Decoupling Data Storage and The UI
One thing that has always frustrated me about MongoDB is that it is very difficult to assert your data has been written. Eventual consistency is a tricky thing. You can’t always be positive the next read you make includes all the data. How do you get around this limitation?
One technique is to use a smart client. Rather than store everything in the database and rely completely on it as your primary source of data, your client loads the state and maintains its own state internally. This does not work when the client needs to consider a rich hierarchy of records, but for things like a user session’s settings, it is pretty reasonable.
For example, say you have a list of records you are displaying in your browser. Your initial request loads the records and displays them all. When you change the name of some record, the user interface is updated directly from the submitted data, while it is persisted to the database in the background. If the person managed to open another browser and reach the same UI, the record might not yet be updated, but that is the tradeoff you make for eventual consistency.
This technique works relatively well as long as the client is able to take the state and directly apply it to the user interface. If the new data impacts a wide variety of data or requires information that must be coordinated / evaluated centrally, the result is the client becomes much more complicated. For example, imagine if you TurboTax had to do all the calculations for the tax code in the browser. It ceases to be a valid tactic.

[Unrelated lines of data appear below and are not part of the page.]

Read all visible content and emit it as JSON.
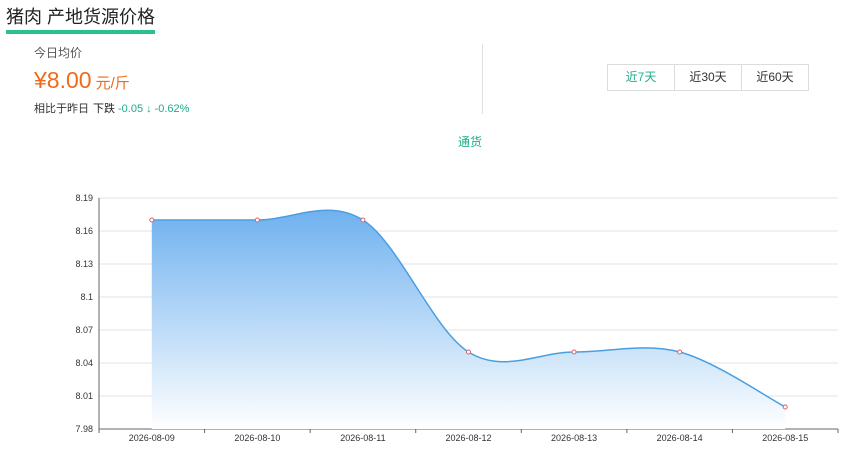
{
  "header": {
    "title": "猪肉 产地货源价格"
  },
  "summary": {
    "today_label": "今日均价",
    "price": "¥8.00",
    "unit": "元/斤",
    "compare_label": "相比于昨日",
    "trend": "下跌",
    "delta": "-0.05",
    "arrow": "↓",
    "pct": "-0.62%"
  },
  "range_tabs": [
    {
      "label": "近7天",
      "active": true
    },
    {
      "label": "近30天",
      "active": false
    },
    {
      "label": "近60天",
      "active": false
    }
  ],
  "series_label": "通货",
  "colors": {
    "accent": "#1cae8a",
    "price": "#f06a1a",
    "line": "#4a9fe0",
    "area_top": "#6fb1ef",
    "area_bottom": "#ffffff"
  },
  "chart_data": {
    "type": "area",
    "x": [
      "2026-08-09",
      "2026-08-10",
      "2026-08-11",
      "2026-08-12",
      "2026-08-13",
      "2026-08-14",
      "2026-08-15"
    ],
    "series": [
      {
        "name": "通货",
        "values": [
          8.17,
          8.17,
          8.17,
          8.05,
          8.05,
          8.05,
          8.0
        ]
      }
    ],
    "yticks": [
      "7.98",
      "8.01",
      "8.04",
      "8.07",
      "8.1",
      "8.13",
      "8.16",
      "8.19"
    ],
    "ylim": [
      7.98,
      8.19
    ],
    "grid": true
  }
}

Just because you need to visit the server for some evaluation of your data, it doesn’t mean you need to store the data in your database prior to evaluating the data. Most data driven applications use some concept of a model in order to translate the data from the data store format to your application format. There is no reason your application cannot submit data that gets translated to the same model format and is evaluated for a result.

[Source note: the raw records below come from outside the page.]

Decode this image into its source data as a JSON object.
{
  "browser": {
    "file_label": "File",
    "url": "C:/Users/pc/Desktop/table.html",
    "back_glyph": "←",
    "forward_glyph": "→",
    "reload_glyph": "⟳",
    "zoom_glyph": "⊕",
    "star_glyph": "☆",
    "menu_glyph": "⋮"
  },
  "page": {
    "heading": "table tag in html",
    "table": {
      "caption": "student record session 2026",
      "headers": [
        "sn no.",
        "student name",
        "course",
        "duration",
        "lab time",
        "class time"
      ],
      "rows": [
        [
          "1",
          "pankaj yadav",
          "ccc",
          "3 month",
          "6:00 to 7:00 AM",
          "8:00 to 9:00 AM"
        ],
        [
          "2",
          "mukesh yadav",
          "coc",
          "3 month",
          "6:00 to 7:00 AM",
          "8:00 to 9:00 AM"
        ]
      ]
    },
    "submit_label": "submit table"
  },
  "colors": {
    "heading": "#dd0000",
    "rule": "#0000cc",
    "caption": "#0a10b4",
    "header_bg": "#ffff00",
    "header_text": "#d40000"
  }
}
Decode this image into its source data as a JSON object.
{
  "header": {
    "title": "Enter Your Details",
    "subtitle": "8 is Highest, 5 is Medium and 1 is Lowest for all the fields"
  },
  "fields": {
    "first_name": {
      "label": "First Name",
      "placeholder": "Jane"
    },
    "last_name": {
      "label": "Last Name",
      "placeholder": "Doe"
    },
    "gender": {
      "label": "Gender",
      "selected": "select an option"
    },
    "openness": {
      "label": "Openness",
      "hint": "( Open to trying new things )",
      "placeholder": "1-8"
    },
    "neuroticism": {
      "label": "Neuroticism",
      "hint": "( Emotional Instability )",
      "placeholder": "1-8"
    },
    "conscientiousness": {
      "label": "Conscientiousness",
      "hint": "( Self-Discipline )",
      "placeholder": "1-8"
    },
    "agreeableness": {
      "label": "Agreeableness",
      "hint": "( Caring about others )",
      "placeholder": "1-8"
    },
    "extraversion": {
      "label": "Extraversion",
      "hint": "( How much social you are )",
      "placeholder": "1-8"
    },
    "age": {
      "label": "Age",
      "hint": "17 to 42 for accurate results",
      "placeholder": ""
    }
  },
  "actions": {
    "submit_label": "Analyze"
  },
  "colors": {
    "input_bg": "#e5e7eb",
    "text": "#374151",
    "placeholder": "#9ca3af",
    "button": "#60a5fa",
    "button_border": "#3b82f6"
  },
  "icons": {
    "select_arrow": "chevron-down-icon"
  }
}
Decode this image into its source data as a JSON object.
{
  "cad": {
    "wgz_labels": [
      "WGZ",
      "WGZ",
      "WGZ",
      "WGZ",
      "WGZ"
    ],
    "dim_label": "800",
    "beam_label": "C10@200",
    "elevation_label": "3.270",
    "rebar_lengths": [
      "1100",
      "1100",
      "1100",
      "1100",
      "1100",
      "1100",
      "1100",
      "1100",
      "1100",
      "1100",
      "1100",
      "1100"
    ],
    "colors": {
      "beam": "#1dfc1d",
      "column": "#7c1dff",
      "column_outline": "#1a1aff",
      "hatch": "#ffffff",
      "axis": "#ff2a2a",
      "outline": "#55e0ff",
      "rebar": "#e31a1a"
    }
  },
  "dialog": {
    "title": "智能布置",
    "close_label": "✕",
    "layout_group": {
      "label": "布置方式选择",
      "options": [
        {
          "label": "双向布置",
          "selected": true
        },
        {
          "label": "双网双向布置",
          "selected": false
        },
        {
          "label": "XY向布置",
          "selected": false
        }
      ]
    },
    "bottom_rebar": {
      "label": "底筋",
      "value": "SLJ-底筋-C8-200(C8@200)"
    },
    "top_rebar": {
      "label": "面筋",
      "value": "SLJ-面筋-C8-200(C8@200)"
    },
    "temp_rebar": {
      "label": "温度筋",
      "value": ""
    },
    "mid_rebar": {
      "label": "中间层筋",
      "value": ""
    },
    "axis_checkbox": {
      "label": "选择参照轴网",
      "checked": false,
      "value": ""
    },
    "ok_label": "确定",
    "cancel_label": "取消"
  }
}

I’ll use an example from my job to explain how to implement this kind of design.
As I mentioned numerous times, we do opinion polling. This involves writing questionnaires in a specialized DSL. The DSL supports things like logic blocks and flow control so authors can ask different questions and process data based on the answers. The flow control and logic are too complex to consider implementing them in the browser. It would mean introducing client issues into a core element of our processing, which is an unnecessary addition of complexity. The problem is that we need to consider this complex logic when finding the next question (or questions) we want to ask.
Currently we require that for each submitted answer, we have to write it to the database before returning our next question to the UI. This requirement is because the user might contact another node in the cluster. Therefore, we need to be sure when there is a node change, the new node pulls it state from our database.
What I propose then is that we decouple the data submission from the evaluation for the next page. When a question is answered we submit our data to a data queue that will process it and store it in the database. Rather than waiting on an answer, we send our newly updated state and current location in the interview to an evaluation service that will take the state and find the next question we need to ask.
It is possible that the user could try to change clients and switch nodes between the time the data is actually written. The worst case scenario in this situation is they might be asked the same question twice. It is reasonable to require that the data be written and made available within a few seconds, which would virtually eliminate this scenario from happening.
One thing I haven’t touched on is whether or not the data is validated before writing or when looking for the next question. I would presume the former is a better tact as the validation should be relatively quick and we reduce the chance of bad data being written. I should also mention that in our scenario, our data, once written is effectively static. This means that when requesting the data on a node change, there is a minimum requirement that it be available in a format suitable for interviewing. This might not be the same format we use for analysis. The analyzed format could require more time to process, but that time need not be considered for maintaining state during interviews.
Has anyone tried this methodology before? Any pitfalls or obvious problems I’m missing?